The film fails in the third act when Stone’s character appears to develop real emotions for the detective. The ending is a, no pun intended, cop-out: All evidence points to Dr. Garver as the killer, while Curran and Tramell end up together, albeit warily. After a sex scene between the two that directly mirrors the opening scene’s murder, the camera pans down to an unused ice pick beneath the bed, suggesting Tramell may have been the killer all along.

(Perhaps that mystery is solved in Basic Instinct 2, a 2006 sequel where only Stone returned that was notoriously awful and seen by pretty much no one. We’re going to pretend it doesn’t exist.)

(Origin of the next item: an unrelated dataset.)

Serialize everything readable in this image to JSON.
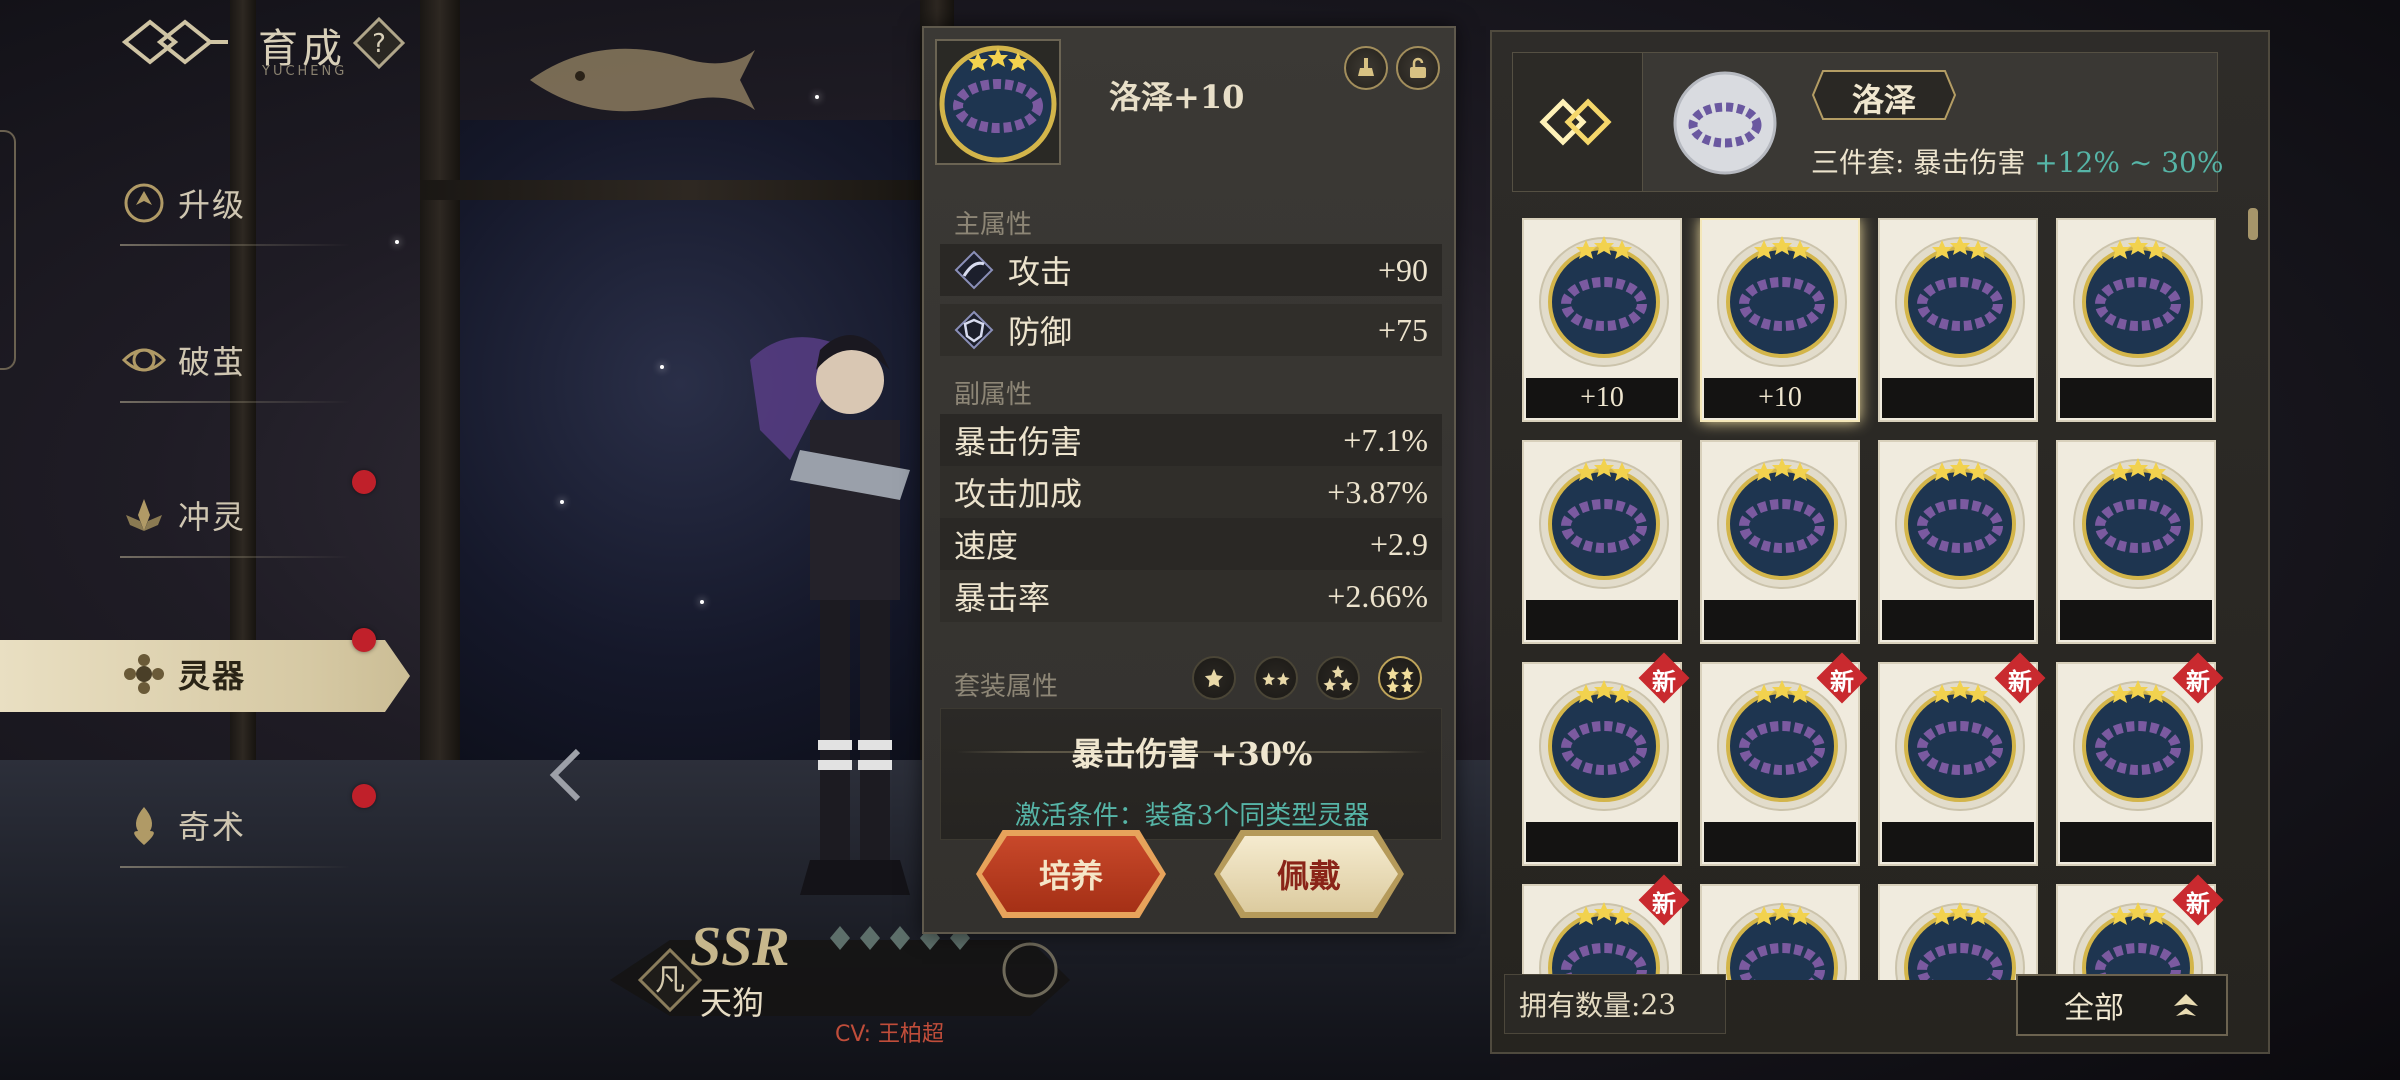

Basic Instinct was a commercial high point for Esztherhas and Verhoeven, who collaborated a few years later on the unintentionally genius flop Showgirls. Douglas spent much of the ’90s playing a variation on the wounded white guy who’s really the victim here (see: Disclosure, The Game, Falling Down). Stone, sadly, never quite got the A-level treatment she deserved in Hollywood; she followed up Instinct with Sliver, an even worse Joe Esztherhas erotic thriller that flopped, briefly hit a high point with an Academy Award nomination in Martin Scorsese’s Casino, and then continued to work in more modest projects for two-plus decades, most recently on the charming, semi-improv Netflix series Murderville.

Basic Instinct is mostly a forgettable and sexually archaic film, but Stone’s performance is deservedly something to be studied, which you can currently do on-demand on HBO Max. “I like rough edges,” as her character says at one point. And this film has plenty.